The WA 5 has a distinctive reddish-orange tint with little russet on the skin. With acidity levels falling between a Gala and Braeburn, the WA 5 is most comparable to Honeycrisp, according to the WSU Apple Breeding Program’s analysis.

In 1994, Shawn Mehlenbacher, a horticulture professor at Oregon State University working on behalf of the WSU breeding program, crossed the genes of a Splendour apple and a Co-op 15.

“You take pollen from Co-op 15 trees and put it on splendor blooms,” says Bonnie Konishi, WSU’s agriculture research technician. “Then you can harvest the seeds. Each tree and seed is unique, just like people’s genes.”

The combination created seeds for trees bearing crispier and juicier apples than the previous WA 2 apple, released in 2009, according to Katherine Evans, the tree-fruit breeder at the WSU Tree Fruit Research and Extension Center in Wenatchee.
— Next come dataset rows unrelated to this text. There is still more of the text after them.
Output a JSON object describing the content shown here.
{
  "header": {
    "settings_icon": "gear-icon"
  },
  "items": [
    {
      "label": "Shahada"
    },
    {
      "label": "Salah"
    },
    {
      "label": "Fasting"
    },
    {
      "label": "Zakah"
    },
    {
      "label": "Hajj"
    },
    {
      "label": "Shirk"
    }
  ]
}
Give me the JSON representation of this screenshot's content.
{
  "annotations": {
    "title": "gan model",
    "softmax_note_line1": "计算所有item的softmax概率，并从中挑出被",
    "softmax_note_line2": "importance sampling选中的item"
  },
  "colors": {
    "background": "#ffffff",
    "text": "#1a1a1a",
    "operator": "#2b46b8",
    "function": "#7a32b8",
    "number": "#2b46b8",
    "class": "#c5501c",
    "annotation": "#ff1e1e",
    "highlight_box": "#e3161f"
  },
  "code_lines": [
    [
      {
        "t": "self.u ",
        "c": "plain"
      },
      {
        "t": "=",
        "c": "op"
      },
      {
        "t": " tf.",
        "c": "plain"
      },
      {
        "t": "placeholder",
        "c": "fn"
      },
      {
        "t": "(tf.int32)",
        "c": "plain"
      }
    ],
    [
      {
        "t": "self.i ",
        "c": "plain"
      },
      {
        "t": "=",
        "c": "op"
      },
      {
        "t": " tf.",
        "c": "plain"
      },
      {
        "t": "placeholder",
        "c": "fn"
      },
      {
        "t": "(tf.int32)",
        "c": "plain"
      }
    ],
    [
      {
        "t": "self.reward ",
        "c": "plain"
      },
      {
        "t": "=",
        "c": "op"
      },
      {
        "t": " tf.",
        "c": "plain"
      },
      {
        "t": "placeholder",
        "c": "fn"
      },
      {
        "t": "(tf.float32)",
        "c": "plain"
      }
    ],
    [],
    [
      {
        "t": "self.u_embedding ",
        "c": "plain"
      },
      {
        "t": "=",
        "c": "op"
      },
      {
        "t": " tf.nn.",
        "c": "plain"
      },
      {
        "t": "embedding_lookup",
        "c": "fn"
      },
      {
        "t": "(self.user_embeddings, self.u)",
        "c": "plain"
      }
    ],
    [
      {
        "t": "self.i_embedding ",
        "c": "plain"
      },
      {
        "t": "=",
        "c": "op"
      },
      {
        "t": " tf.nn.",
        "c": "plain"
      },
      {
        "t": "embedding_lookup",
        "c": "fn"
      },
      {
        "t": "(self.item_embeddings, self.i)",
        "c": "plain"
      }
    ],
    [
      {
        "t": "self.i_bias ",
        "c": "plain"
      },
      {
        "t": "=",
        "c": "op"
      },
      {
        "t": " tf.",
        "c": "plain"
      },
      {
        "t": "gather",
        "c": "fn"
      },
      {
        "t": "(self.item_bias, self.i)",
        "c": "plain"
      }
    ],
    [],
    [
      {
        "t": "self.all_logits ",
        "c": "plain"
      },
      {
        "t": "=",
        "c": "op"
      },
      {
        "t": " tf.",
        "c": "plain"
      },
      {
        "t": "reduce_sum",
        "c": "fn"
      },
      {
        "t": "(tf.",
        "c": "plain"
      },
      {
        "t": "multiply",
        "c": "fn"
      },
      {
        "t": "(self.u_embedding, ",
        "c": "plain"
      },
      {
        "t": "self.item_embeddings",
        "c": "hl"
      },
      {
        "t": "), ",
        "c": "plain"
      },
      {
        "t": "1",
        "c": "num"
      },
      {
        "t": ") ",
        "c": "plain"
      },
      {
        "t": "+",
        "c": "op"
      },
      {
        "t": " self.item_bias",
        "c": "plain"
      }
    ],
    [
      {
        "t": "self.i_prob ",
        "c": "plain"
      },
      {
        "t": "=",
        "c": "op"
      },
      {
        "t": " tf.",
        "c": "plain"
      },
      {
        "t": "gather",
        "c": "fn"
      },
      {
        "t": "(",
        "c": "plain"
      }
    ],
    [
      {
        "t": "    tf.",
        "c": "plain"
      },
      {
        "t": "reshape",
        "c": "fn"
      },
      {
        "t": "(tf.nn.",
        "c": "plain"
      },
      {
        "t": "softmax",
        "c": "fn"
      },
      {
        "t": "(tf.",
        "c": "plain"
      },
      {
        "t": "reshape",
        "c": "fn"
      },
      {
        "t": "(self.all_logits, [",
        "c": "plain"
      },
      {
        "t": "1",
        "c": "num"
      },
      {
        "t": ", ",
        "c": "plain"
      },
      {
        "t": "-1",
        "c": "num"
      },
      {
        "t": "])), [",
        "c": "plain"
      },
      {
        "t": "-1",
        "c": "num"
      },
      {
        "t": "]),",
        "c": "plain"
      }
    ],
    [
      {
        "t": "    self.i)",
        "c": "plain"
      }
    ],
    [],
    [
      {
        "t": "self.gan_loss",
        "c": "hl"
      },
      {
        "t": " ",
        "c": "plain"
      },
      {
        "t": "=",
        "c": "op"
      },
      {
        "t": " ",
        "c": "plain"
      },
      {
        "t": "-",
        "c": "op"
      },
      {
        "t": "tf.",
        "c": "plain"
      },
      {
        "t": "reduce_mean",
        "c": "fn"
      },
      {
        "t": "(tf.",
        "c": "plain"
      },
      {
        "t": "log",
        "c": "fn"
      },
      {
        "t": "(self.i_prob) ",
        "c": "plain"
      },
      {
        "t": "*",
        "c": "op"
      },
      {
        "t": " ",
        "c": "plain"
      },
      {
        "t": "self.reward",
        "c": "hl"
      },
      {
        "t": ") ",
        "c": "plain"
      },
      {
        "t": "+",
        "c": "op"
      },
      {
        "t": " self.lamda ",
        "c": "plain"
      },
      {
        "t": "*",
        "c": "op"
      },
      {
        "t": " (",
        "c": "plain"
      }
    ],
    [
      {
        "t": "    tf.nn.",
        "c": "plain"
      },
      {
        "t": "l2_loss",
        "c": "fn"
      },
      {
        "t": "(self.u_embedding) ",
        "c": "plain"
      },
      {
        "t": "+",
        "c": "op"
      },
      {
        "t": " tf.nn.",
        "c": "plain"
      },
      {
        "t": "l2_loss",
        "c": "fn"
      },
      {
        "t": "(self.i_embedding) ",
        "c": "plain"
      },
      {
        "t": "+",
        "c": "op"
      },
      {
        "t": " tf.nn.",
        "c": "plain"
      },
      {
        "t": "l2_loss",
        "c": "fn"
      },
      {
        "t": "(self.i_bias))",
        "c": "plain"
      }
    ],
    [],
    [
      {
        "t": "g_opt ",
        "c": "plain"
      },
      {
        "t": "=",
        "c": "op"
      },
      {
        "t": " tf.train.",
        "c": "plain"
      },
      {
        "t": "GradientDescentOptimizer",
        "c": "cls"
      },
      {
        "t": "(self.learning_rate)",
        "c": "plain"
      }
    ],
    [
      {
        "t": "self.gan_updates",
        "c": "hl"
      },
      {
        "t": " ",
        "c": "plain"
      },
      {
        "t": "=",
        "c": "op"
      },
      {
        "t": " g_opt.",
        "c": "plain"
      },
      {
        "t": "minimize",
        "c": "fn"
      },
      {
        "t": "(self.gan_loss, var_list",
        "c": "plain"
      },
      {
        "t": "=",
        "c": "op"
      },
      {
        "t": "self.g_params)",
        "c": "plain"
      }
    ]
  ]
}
The researchers first planted a few trees in three different climates of Washington: a cold site just north of Chelan, a river valley in Wenatchee, and a warmer sandy area in Basin City.

“At one point, WA 5 was just one tree in a huge orchard,” says Konishi.

The apple has moved to four new sites throughout Washington for grower trials in Brewster, Mattawa, Prosser and Quincy.

“There were field days where other growers could come and take a look at what’s being grown,” Konishi says. “WA 5 kept attracting people because of its pinky red stripe over yellow. It also has a nice shape and Honeycrisp texture.”

Fellman said there are now enough WA 5 apples available to start conducting storage studies. They have several hundred pounds in storage for continued evaluation, and the fruit-tree commission is considering whether to send the trees to more growers.

“It’s a slow process,” Konishi says. “Now it’s really up to the momentum behind it.” 

This article was provided by Murrow News Service, which is produced by journalism students at the Edward R. Murrow College of Communication at Washington State University.